Analysts at corporate bond research firm Gimme Credit said Monday that they recommend buying Levi (LEVI) bonds on weakness.
The note follows Levi's (NYSE:LEVI) recent earnings release, which saw it report "adequate fourth quarter results and improving margins." However, analysts noted that prior down quarters this past year resulted in an overall disappointing fiscal 2023.
"The company has experienced weak wholesale trends that have offset growth in other channels," analysts added. "New CEO Michelle Gass, former head of Kohl’s, remained optimistic about Levi’s brand health and its transformation into a direct-to-consumer business."

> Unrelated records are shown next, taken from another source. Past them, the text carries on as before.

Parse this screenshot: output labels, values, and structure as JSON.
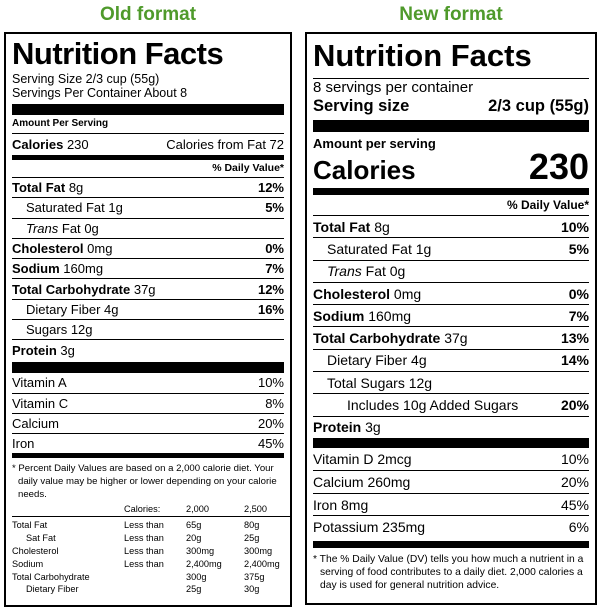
{
  "old": {
    "heading": "Old format",
    "title": "Nutrition Facts",
    "serving_size": "Serving Size 2/3 cup (55g)",
    "servings": "Servings Per Container About 8",
    "amount_per_serving": "Amount Per Serving",
    "calories_label": "Calories",
    "calories_value": "230",
    "calories_from_fat": "Calories from Fat 72",
    "dv_header": "% Daily Value*",
    "nutrients": [
      {
        "name": "Total Fat",
        "amount": "8g",
        "dv": "12%",
        "bold": true,
        "indent": 0
      },
      {
        "name": "Saturated Fat",
        "amount": "1g",
        "dv": "5%",
        "bold": false,
        "indent": 1
      },
      {
        "italic_name": "Trans",
        "name": "Fat",
        "amount": "0g",
        "bold": false,
        "indent": 1
      },
      {
        "name": "Cholesterol",
        "amount": "0mg",
        "dv": "0%",
        "bold": true,
        "indent": 0
      },
      {
        "name": "Sodium",
        "amount": "160mg",
        "dv": "7%",
        "bold": true,
        "indent": 0
      },
      {
        "name": "Total Carbohydrate",
        "amount": "37g",
        "dv": "12%",
        "bold": true,
        "indent": 0
      },
      {
        "name": "Dietary Fiber",
        "amount": "4g",
        "dv": "16%",
        "bold": false,
        "indent": 1
      },
      {
        "name": "Sugars",
        "amount": "12g",
        "bold": false,
        "indent": 1
      },
      {
        "name": "Protein",
        "amount": "3g",
        "bold": true,
        "indent": 0
      }
    ],
    "vitamins": [
      {
        "name": "Vitamin A",
        "dv": "10%"
      },
      {
        "name": "Vitamin C",
        "dv": "8%"
      },
      {
        "name": "Calcium",
        "dv": "20%"
      },
      {
        "name": "Iron",
        "dv": "45%"
      }
    ],
    "footnote": "* Percent Daily Values are based on a 2,000 calorie diet. Your daily value may be higher or lower depending on your calorie needs.",
    "table": {
      "header": {
        "label": "Calories:",
        "v1": "2,000",
        "v2": "2,500"
      },
      "rows": [
        {
          "name": "Total Fat",
          "qualifier": "Less than",
          "v1": "65g",
          "v2": "80g",
          "indent": 0
        },
        {
          "name": "Sat Fat",
          "qualifier": "Less than",
          "v1": "20g",
          "v2": "25g",
          "indent": 1
        },
        {
          "name": "Cholesterol",
          "qualifier": "Less than",
          "v1": "300mg",
          "v2": "300mg",
          "indent": 0
        },
        {
          "name": "Sodium",
          "qualifier": "Less than",
          "v1": "2,400mg",
          "v2": "2,400mg",
          "indent": 0
        },
        {
          "name": "Total Carbohydrate",
          "v1": "300g",
          "v2": "375g",
          "indent": 0
        },
        {
          "name": "Dietary Fiber",
          "v1": "25g",
          "v2": "30g",
          "indent": 1
        }
      ]
    }
  },
  "new": {
    "heading": "New format",
    "title": "Nutrition Facts",
    "servings": "8 servings per container",
    "serving_size_label": "Serving size",
    "serving_size_value": "2/3 cup (55g)",
    "amount_per_serving": "Amount per serving",
    "calories_label": "Calories",
    "calories_value": "230",
    "dv_header": "% Daily Value*",
    "nutrients": [
      {
        "name": "Total Fat",
        "amount": "8g",
        "dv": "10%",
        "bold": true,
        "indent": 0
      },
      {
        "name": "Saturated Fat",
        "amount": "1g",
        "dv": "5%",
        "bold": false,
        "indent": 1
      },
      {
        "italic_name": "Trans",
        "name": "Fat",
        "amount": "0g",
        "bold": false,
        "indent": 1
      },
      {
        "name": "Cholesterol",
        "amount": "0mg",
        "dv": "0%",
        "bold": true,
        "indent": 0
      },
      {
        "name": "Sodium",
        "amount": "160mg",
        "dv": "7%",
        "bold": true,
        "indent": 0
      },
      {
        "name": "Total Carbohydrate",
        "amount": "37g",
        "dv": "13%",
        "bold": true,
        "indent": 0
      },
      {
        "name": "Dietary Fiber",
        "amount": "4g",
        "dv": "14%",
        "bold": false,
        "indent": 1
      },
      {
        "name": "Total Sugars",
        "amount": "12g",
        "bold": false,
        "indent": 1
      },
      {
        "name": "Includes 10g Added Sugars",
        "dv": "20%",
        "bold": false,
        "indent": 2
      },
      {
        "name": "Protein",
        "amount": "3g",
        "bold": true,
        "indent": 0
      }
    ],
    "vitamins": [
      {
        "name": "Vitamin D",
        "amount": "2mcg",
        "dv": "10%"
      },
      {
        "name": "Calcium",
        "amount": "260mg",
        "dv": "20%"
      },
      {
        "name": "Iron",
        "amount": "8mg",
        "dv": "45%"
      },
      {
        "name": "Potassium",
        "amount": "235mg",
        "dv": "6%"
      }
    ],
    "footnote": "* The % Daily Value (DV) tells you how much a nutrient in a serving of food contributes to a daily diet. 2,000 calories a day is used for general nutrition advice."
  }
}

"The wholesale channel business still represents over half of revenue, so it will continue to affect performance, and the company’s forecast for the coming fiscal year was lackluster and below market expectations," analysts remarked.
Analysts note that Levi’s immediate strategy is to improve profits at wholesale as it continues to grow the direct-to-consumer retail store business.
"We are initiating fiscal 2024 projections and expect total leverage at year end near 1.4x, still low on an absolute basis. We had previously rated the 2031 bonds buy at a y.t.w. [yield to worst] of near 7.5%; however, the y.t.w. has declined significantly to 5.76%, partly due to the overall market. We recommend buying the bonds on weakness," analysts concluded.